Apenas. Herbert, de Noronha y Kamper (2011) reunieron 12 estudios aleatorizados en una revisión Cochrane y convirtieron los efectos a una escala común de 100 puntos. Estirar antes del ejercicio redujo el dolor del día siguiente en aproximadamente medio punto, estirar después en aproximadamente un punto, y estirar antes y después redujo el dolor máximo durante una semana en menos de cuatro puntos. Los autores concluyeron que el estiramiento no produce reducciones clínicamente importantes del dolor muscular de aparición tardía. Estira porque quieres rango de movimiento, no porque esperes alivio.
¿Es mejor descansar o hacer recuperación activa con dolor muscular?
El movimiento ligero es mejor para cómo te sientes, y neutro para cómo te curas. Zainuddin, Sacco, Newton y Nosaka (2006) encontraron que el ejercicio concéntrico ligero reducía el dolor y la sensibilidad en aproximadamente un 40 por ciento inmediatamente después, pero no cambiaba nada de la recuperación subyacente a lo largo de siete días. Así que una caminata de 20 a 40 minutos, un paseo suave en bicicleta o una sesión ligera de movilidad valen la pena porque hacen el día más cómodo. Solo no esperes que aceleren la reparación.
¿Cómo sé si es dolor muscular o una lesión?
El dolor muscular es difuso, simétrico, peor entre 24 y 72 horas después de la sesión, se siente en el vientre muscular, y se alivia al calentar. Una lesión tiende a ser aguda, unilateral, ubicada en un punto específico o cerca de una articulación, a menudo aparece de repente durante la sesión, y empeora en lugar de mejorar al moverte. Hinchazón, moretones, chasquidos, fallos de la articulación o entumecimiento no son dolor muscular. Y un dolor e hinchazón severos y desproporcionados respecto al entrenamiento, con pérdida marcada de fuerza u orina de color cola oscura, necesita evaluación médica el mismo día en lugar de una decisión de entrenamiento.
¿Cuánto debo esperar para entrenar el mismo músculo tras el dolor muscular?

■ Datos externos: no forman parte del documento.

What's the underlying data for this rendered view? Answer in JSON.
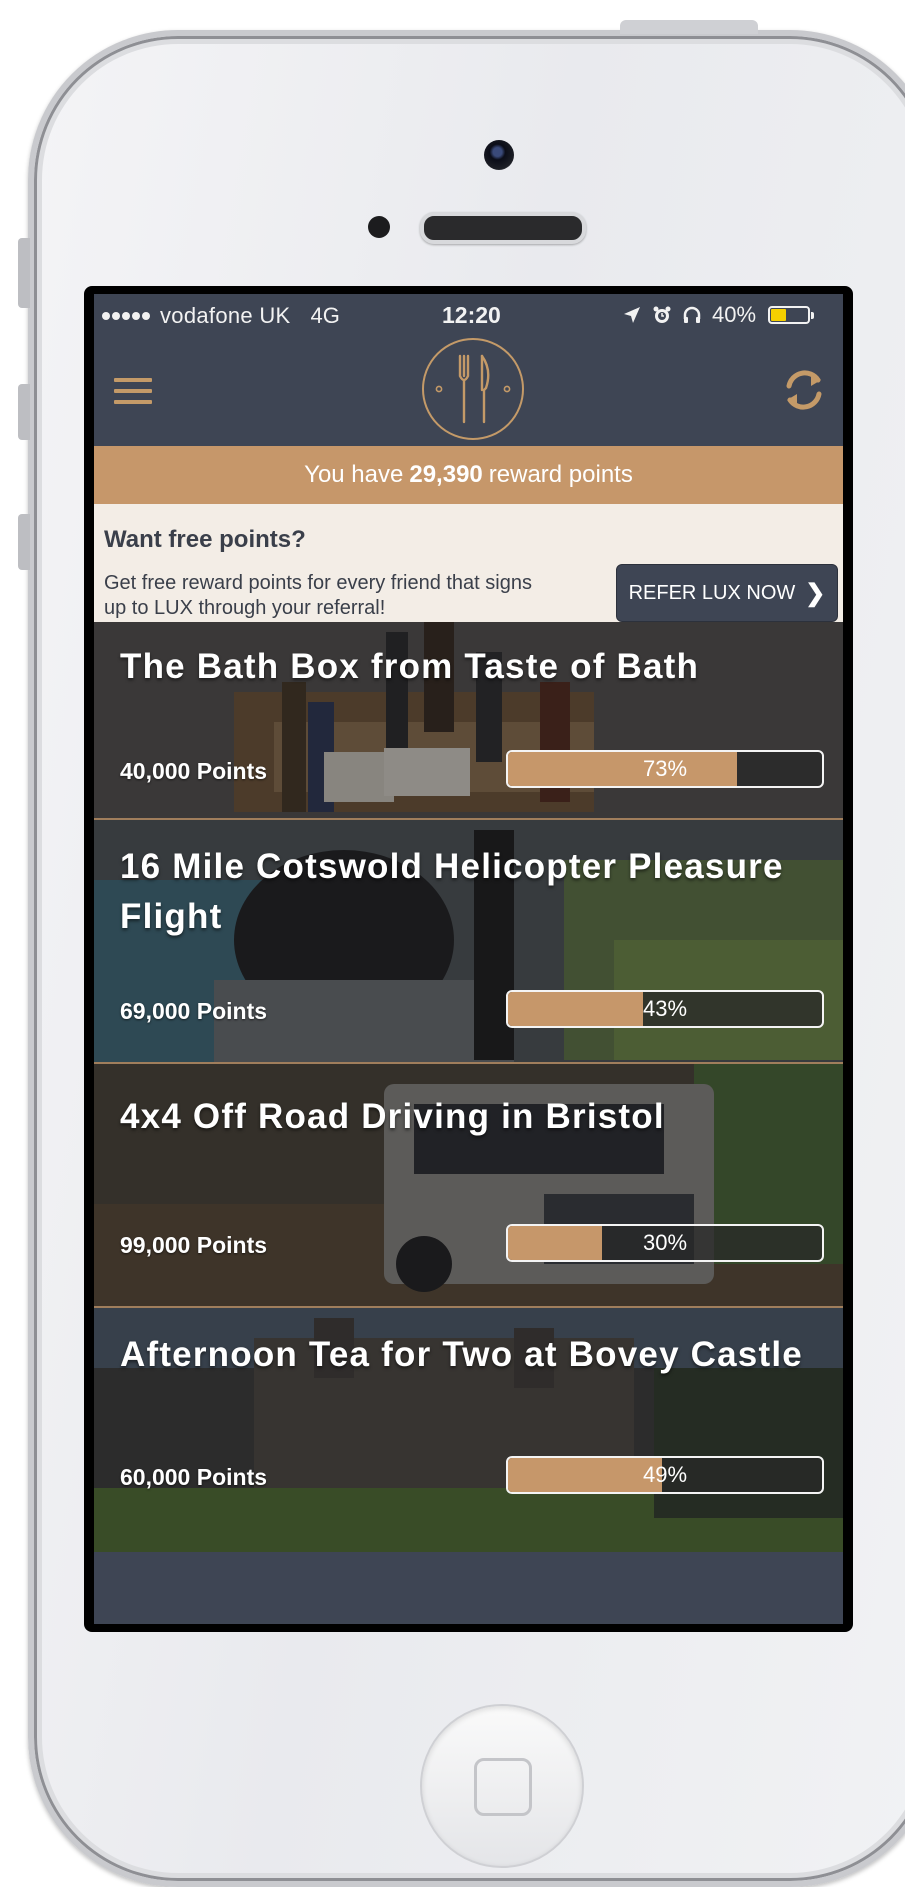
{
  "status_bar": {
    "carrier": "vodafone UK",
    "network": "4G",
    "time": "12:20",
    "battery": "40%",
    "battery_level": 0.4
  },
  "header": {
    "points_prefix": "You have",
    "points_value": "29,390",
    "points_suffix": "reward points"
  },
  "referral": {
    "title": "Want free points?",
    "text": "Get free reward points for every friend that signs up to LUX through your referral!",
    "button_label": "REFER LUX NOW",
    "button_icon": "chevron-right-icon"
  },
  "colors": {
    "nav": "#3e4554",
    "accent": "#c6976a",
    "referral_bg": "#f3ede6"
  },
  "rewards": [
    {
      "title": "The Bath Box from Taste of Bath",
      "points": "40,000 Points",
      "progress_label": "73%",
      "progress": 0.73
    },
    {
      "title": "16 Mile Cotswold Helicopter Pleasure Flight",
      "points": "69,000 Points",
      "progress_label": "43%",
      "progress": 0.43
    },
    {
      "title": "4x4 Off Road Driving in Bristol",
      "points": "99,000 Points",
      "progress_label": "30%",
      "progress": 0.3
    },
    {
      "title": "Afternoon Tea for Two at Bovey Castle",
      "points": "60,000 Points",
      "progress_label": "49%",
      "progress": 0.49
    }
  ]
}
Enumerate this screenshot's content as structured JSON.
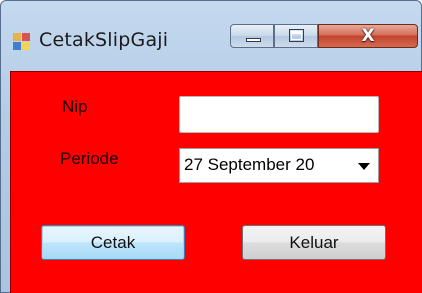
{
  "window": {
    "title": "CetakSlipGaji",
    "caption_buttons": {
      "minimize_icon": "minimize-icon",
      "maximize_icon": "maximize-icon",
      "close_glyph": "X"
    }
  },
  "form": {
    "background_color": "#ff0000",
    "nip_label": "Nip",
    "nip_value": "",
    "periode_label": "Periode",
    "periode_value": "27 September 20",
    "cetak_button": "Cetak",
    "keluar_button": "Keluar"
  }
}
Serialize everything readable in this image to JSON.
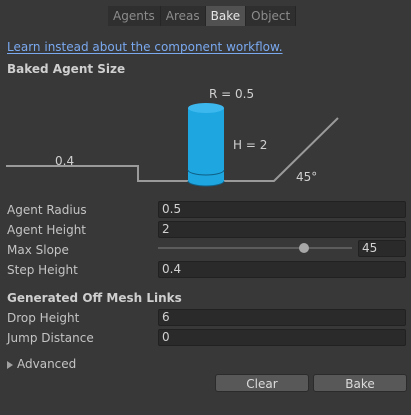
{
  "tabs": [
    {
      "label": "Agents",
      "active": false
    },
    {
      "label": "Areas",
      "active": false
    },
    {
      "label": "Bake",
      "active": true
    },
    {
      "label": "Object",
      "active": false
    }
  ],
  "link_text": "Learn instead about the component workflow.",
  "baked_agent_size": {
    "header": "Baked Agent Size",
    "radius_label": "R = 0.5",
    "height_label": "H = 2",
    "step_label": "0.4",
    "slope_label": "45°"
  },
  "fields": {
    "agent_radius": {
      "label": "Agent Radius",
      "value": "0.5"
    },
    "agent_height": {
      "label": "Agent Height",
      "value": "2"
    },
    "max_slope": {
      "label": "Max Slope",
      "value": "45",
      "fraction": 0.75
    },
    "step_height": {
      "label": "Step Height",
      "value": "0.4"
    }
  },
  "off_mesh_links": {
    "header": "Generated Off Mesh Links",
    "drop_height": {
      "label": "Drop Height",
      "value": "6"
    },
    "jump_distance": {
      "label": "Jump Distance",
      "value": "0"
    }
  },
  "advanced_label": "Advanced",
  "buttons": {
    "clear": "Clear",
    "bake": "Bake"
  },
  "colors": {
    "agent_cylinder": "#1ea6e0",
    "link": "#7aa9f0"
  }
}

Unas 48 horas entre sesiones intensas para el mismo grupo muscular es el estándar práctico, y un dolor residual leve en ese punto no es motivo para esperar más. Lo que debería guiar la decisión es el rendimiento. Si tus cargas y repeticiones se mantienen en la siguiente sesión, el intervalo es suficiente. Si bajan a lo largo de dos semanas, añade un día o reduce el volumen. Un dolor que sigue siendo severo después de 72 horas normalmente significa que la sesión anterior fue demasiado novedosa o demasiado larga, no que necesites un programa permanentemente más ligero.